To give them a fair shake, I put them through 45 minutes of sprint intervals (or “sprintervals,” as I like to call them), which included walking, jogging, running, and sprinting at full speed. I felt myself jumping — no, leaping! — ahead in that gloriously thrilling manner that only a fresh set of running shoes can provide. The tight fit of the shoe provided complete support for my feet and ankles, and the arch support was strong enough to retain the natural shape of my foot without making me feel like I was walking on a stress ball.
I anticipate this to go away when the shoe molds to my foot even more over time, however the tongue on my left foot did scrape into my instep. My two feet, like the bulk of the population, are somewhat different in form and size, so this isn’t a criticism at the shoe.

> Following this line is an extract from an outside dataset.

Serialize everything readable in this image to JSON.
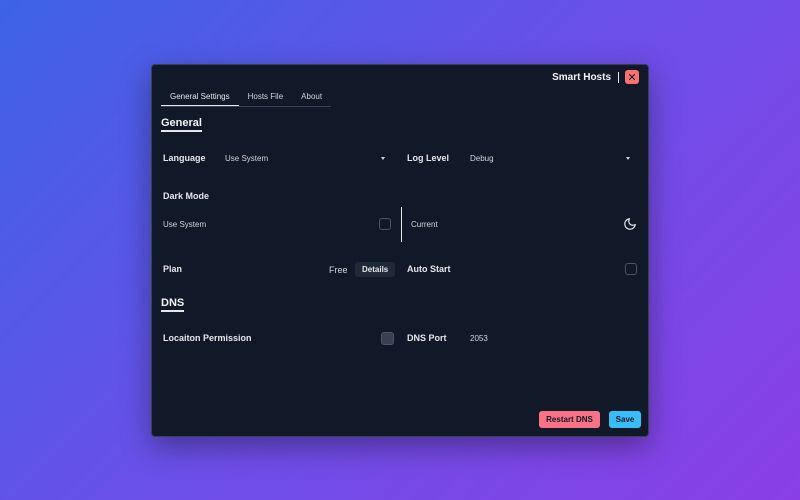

Do I think of them as a running shoe? Yes. Would I put them on for a cross-training session? Only if I’d been jogging and wanted to supplement my cardiorespiratory regimen with some weight training. The shoes excel in the cushion category, and certain schools of thought believe that during weight-training or cross-training, you should avoid any bouncy materials with too much give. Otherwise, the shoe may unintentionally aid you in your movement by encouraging you to depend on momentum rather than your inherent strength. These shoes were quite comfortable to wear while doing jump squats, deadlifts, and back lunges with lateral raises.
Here’s when things start to get interesting: It’s almost as though the traction is too excellent. Because my gym is carpeted, I could feel the grooves and ridges become trapped in the fibers during sliding or side-stepping activities like side lunges. This makes me to think they’d perform well on gleaming hardwood or even ice (though, given their thinness and high ventilation, I wouldn’t suggest them as a winter shoe). I can’t comment to how well the traction will hold up over months or years of usage since I’ve only had them for a week.
The Blissfeels are a good pick if you’re searching for a new running shoe to add to your collection. They’re certainly pricy at $148 for a pair, but they’re within the usual shoe price range.
Three additional shoes will be released later this year: the Chargefeel, Restfeel, and Strongfeel, with a men’s line set to debut in 2023. Because the Blissfeels have won me over, I’m even more enthusiastic for their next shoe releases, and I’ll be sure to keep you updated so you can partake in the wonderful sneaker ecstasy as well.